Berlin – Pertumbuhan konsumsi teknologi yang eksponensial telah menciptakan krisis lingkungan global yang diperparah oleh Limbah Elektronik (E-Waste). Di tengah situasi ini, konsep Ekonomi Circular—yang bertujuan untuk menghilangkan limbah dan polusi, menjaga produk dan material tetap digunakan, dan meregenerasi sistem alam—telah menjadi kerangka kebijakan dan desain yang kritis untuk sektor teknologi.
E-Waste mengandung material berharga (emas, perak, paladium) tetapi juga zat beracun (merkuri, timbal). Tingkat daur ulang global untuk E-Waste saat ini sangat rendah. Ekonomi Circular berusaha mengatasi hal ini melalui desain ulang produk dan model bisnis. Ini melibatkan perancangan produk agar lebih tahan lama, lebih mudah diperbaiki, dan lebih mudah didaur ulang (design for disassembly).

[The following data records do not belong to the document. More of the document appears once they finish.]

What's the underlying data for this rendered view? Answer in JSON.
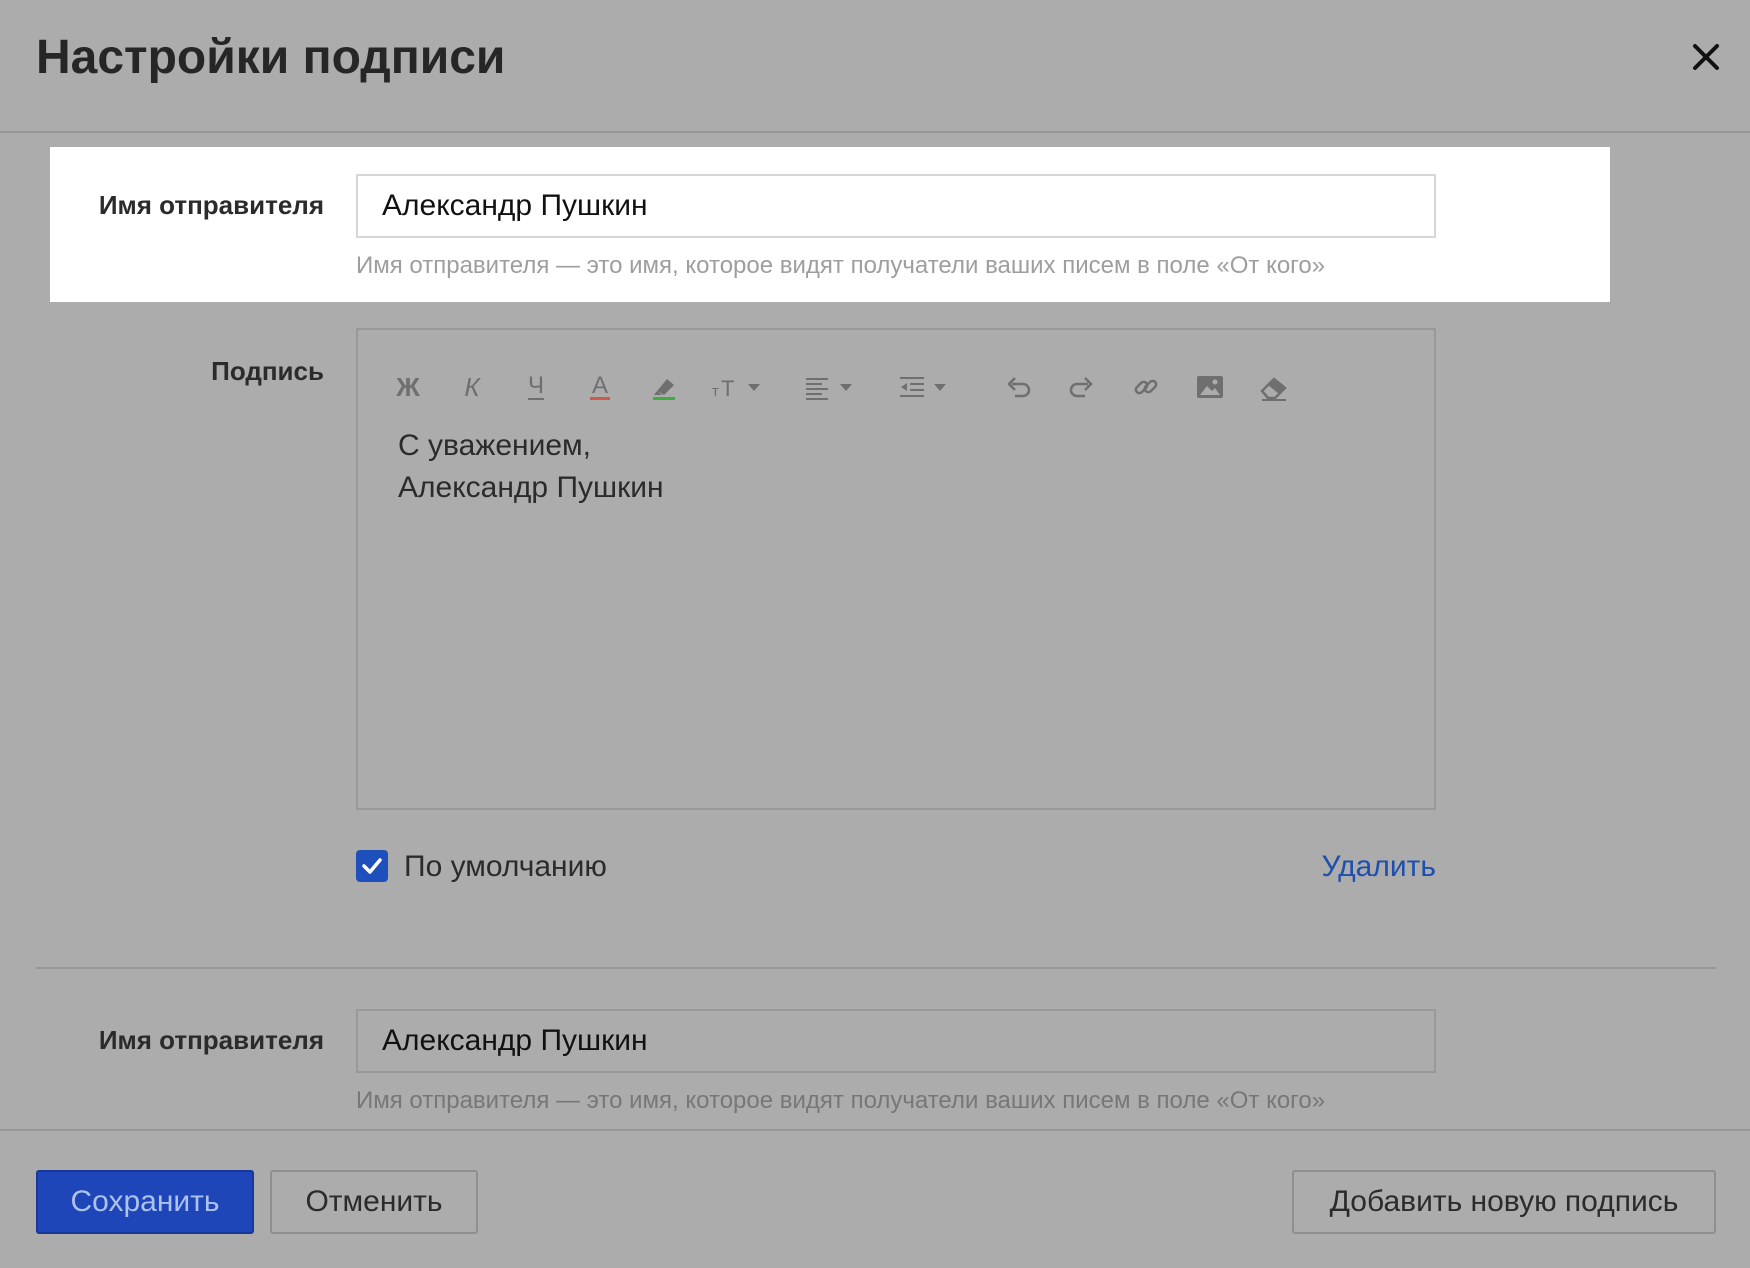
{
  "dialog": {
    "title": "Настройки подписи",
    "close_icon": "close-icon"
  },
  "signatures": [
    {
      "sender_label": "Имя отправителя",
      "sender_value": "Александр Пушкин",
      "sender_hint": "Имя отправителя — это имя, которое видят получатели ваших писем в поле «От кого»",
      "signature_label": "Подпись",
      "toolbar": [
        {
          "name": "bold-icon",
          "glyph": "Ж"
        },
        {
          "name": "italic-icon",
          "glyph": "К"
        },
        {
          "name": "underline-icon",
          "glyph": "Ч"
        },
        {
          "name": "text-color-icon",
          "glyph": "A"
        },
        {
          "name": "highlight-color-icon",
          "glyph": "marker"
        },
        {
          "name": "font-size-icon",
          "glyph": "тТ"
        },
        {
          "name": "align-icon",
          "glyph": "align"
        },
        {
          "name": "indent-icon",
          "glyph": "indent"
        },
        {
          "name": "undo-icon",
          "glyph": "undo"
        },
        {
          "name": "redo-icon",
          "glyph": "redo"
        },
        {
          "name": "link-icon",
          "glyph": "link"
        },
        {
          "name": "image-icon",
          "glyph": "image"
        },
        {
          "name": "eraser-icon",
          "glyph": "eraser"
        }
      ],
      "body_lines": [
        "С уважением,",
        "Александр Пушкин"
      ],
      "default_checked": true,
      "default_label": "По умолчанию",
      "delete_label": "Удалить"
    },
    {
      "sender_label": "Имя отправителя",
      "sender_value": "Александр Пушкин",
      "sender_hint": "Имя отправителя — это имя, которое видят получатели ваших писем в поле «От кого»"
    }
  ],
  "footer": {
    "save_label": "Сохранить",
    "cancel_label": "Отменить",
    "add_label": "Добавить новую подпись"
  },
  "colors": {
    "overlay": "#acacac",
    "accent": "#1e46b8",
    "link": "#1c4fae",
    "text_color_underline": "#d05a4a",
    "highlight_underline": "#3fae3f"
  }
}
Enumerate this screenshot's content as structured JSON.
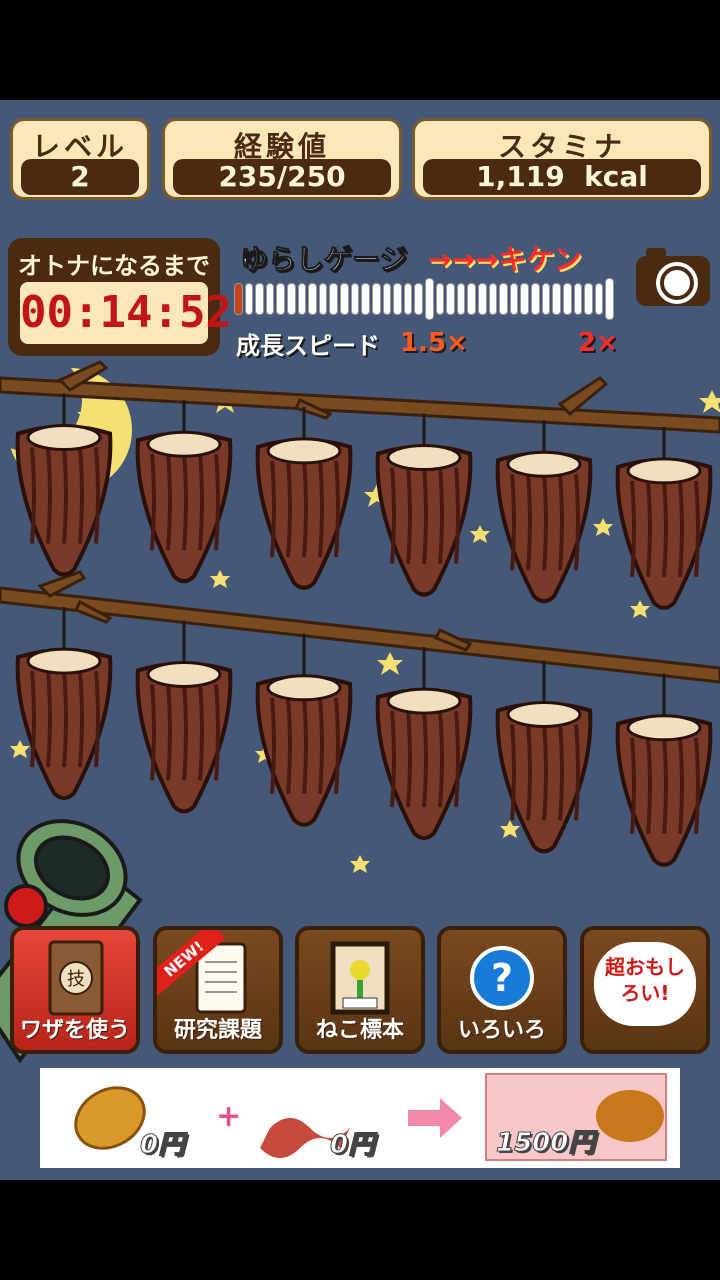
{
  "stats": {
    "level": {
      "label": "レベル",
      "value": "2"
    },
    "exp": {
      "label": "経験値",
      "value": "235/250"
    },
    "stamina": {
      "label": "スタミナ",
      "value": "1,119  kcal"
    }
  },
  "timer": {
    "label": "オトナになるまで",
    "value": "00:14:52"
  },
  "gauge": {
    "title": "ゆらしゲージ",
    "danger_label": "→→→キケン",
    "fill_fraction": 0.02
  },
  "speed": {
    "label": "成長スピード",
    "value1": "1.5×",
    "value2": "2×"
  },
  "icons": {
    "camera": "camera-icon"
  },
  "buttons": [
    {
      "label": "ワザを使う",
      "icon": "skill-book-icon"
    },
    {
      "label": "研究課題",
      "icon": "clipboard-icon",
      "badge": "NEW!"
    },
    {
      "label": "ねこ標本",
      "icon": "cat-specimen-icon"
    },
    {
      "label": "いろいろ",
      "icon": "help-icon"
    },
    {
      "label": "超おもしろい!",
      "icon": "speech-bubble-icon"
    }
  ],
  "ad": {
    "price1": "0円",
    "price2": "0円",
    "price3": "1500円"
  },
  "colors": {
    "sky": "#465877",
    "panel": "#fbe7b8",
    "dark": "#4a2a10",
    "danger": "#ff2a2a"
  }
}
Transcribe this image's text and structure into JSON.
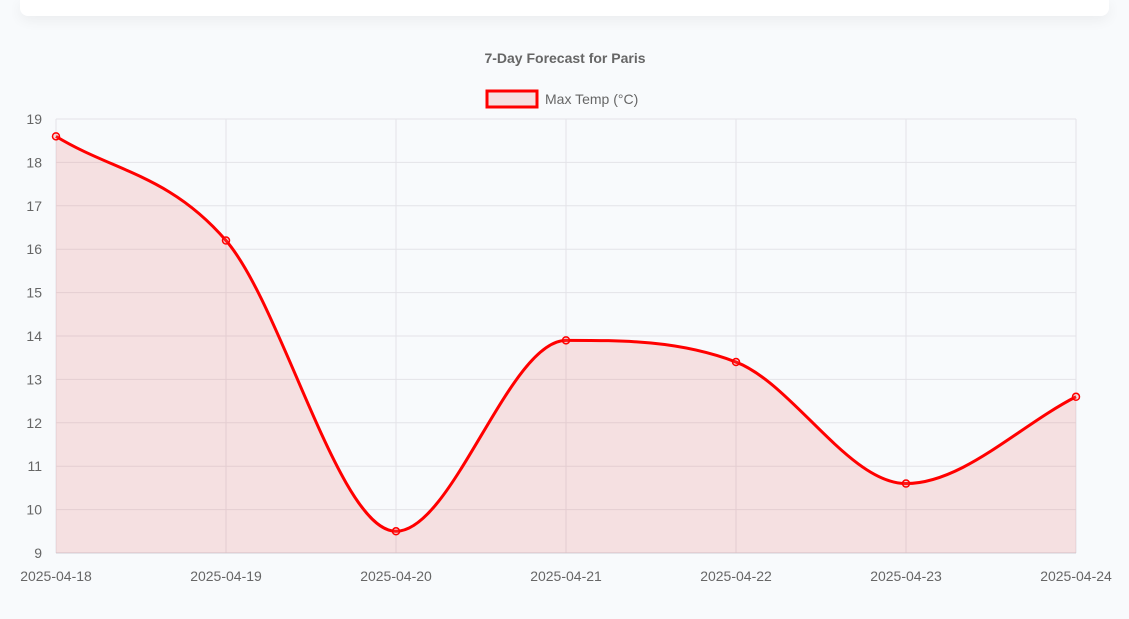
{
  "colors": {
    "line": "#ff0000",
    "fill": "rgba(236, 120, 120, 0.2)",
    "grid": "#e3e3e8",
    "text": "#666666",
    "title": "#666666"
  },
  "chart_data": {
    "type": "line",
    "title": "7-Day Forecast for Paris",
    "categories": [
      "2025-04-18",
      "2025-04-19",
      "2025-04-20",
      "2025-04-21",
      "2025-04-22",
      "2025-04-23",
      "2025-04-24"
    ],
    "series": [
      {
        "name": "Max Temp (°C)",
        "values": [
          18.6,
          16.2,
          9.5,
          13.9,
          13.4,
          10.6,
          12.6
        ]
      }
    ],
    "ylim": [
      9,
      19
    ],
    "yticks": [
      9,
      10,
      11,
      12,
      13,
      14,
      15,
      16,
      17,
      18,
      19
    ],
    "grid": true,
    "legend": "top",
    "fill": true,
    "smooth": true
  }
}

Pendorong utama perubahan ini adalah hak untuk memperbaiki (Right to Repair). Gerakan ini menekan produsen untuk menyediakan suku cadang, tool, dan manual yang diperlukan kepada konsumen dan bengkel independen untuk memperbaiki perangkat mereka. Regulasi Right to Repair yang diwajibkan di beberapa yurisdiksi memperpanjang umur produk dan mengurangi aliran E-Waste ke TPA.
Model bisnis juga bergeser dari penjualan produk menjadi penyediaan layanan. Misalnya, laptop-as-a-service atau lighting-as-a-service, di mana perusahaan tetap menjadi pemilik produk dan bertanggung jawab untuk pemeliharaan dan daur ulang pada akhir masa pakai. Hal ini menciptakan insentif ekonomi yang kuat bagi produsen untuk membuat produk yang tahan lama.
Secara keseluruhan, Ekonomi Circular adalah perubahan paradigma dari model ambil-buat-buang yang linier. Di sektor teknologi, ini menuntut inovasi dalam daur ulang, logistik terbalik, dan desain material. Mengelola E-Waste dan menerapkan prinsip-prinsip Circular Economy adalah tantangan keberlanjutan terbesar bagi industri digital.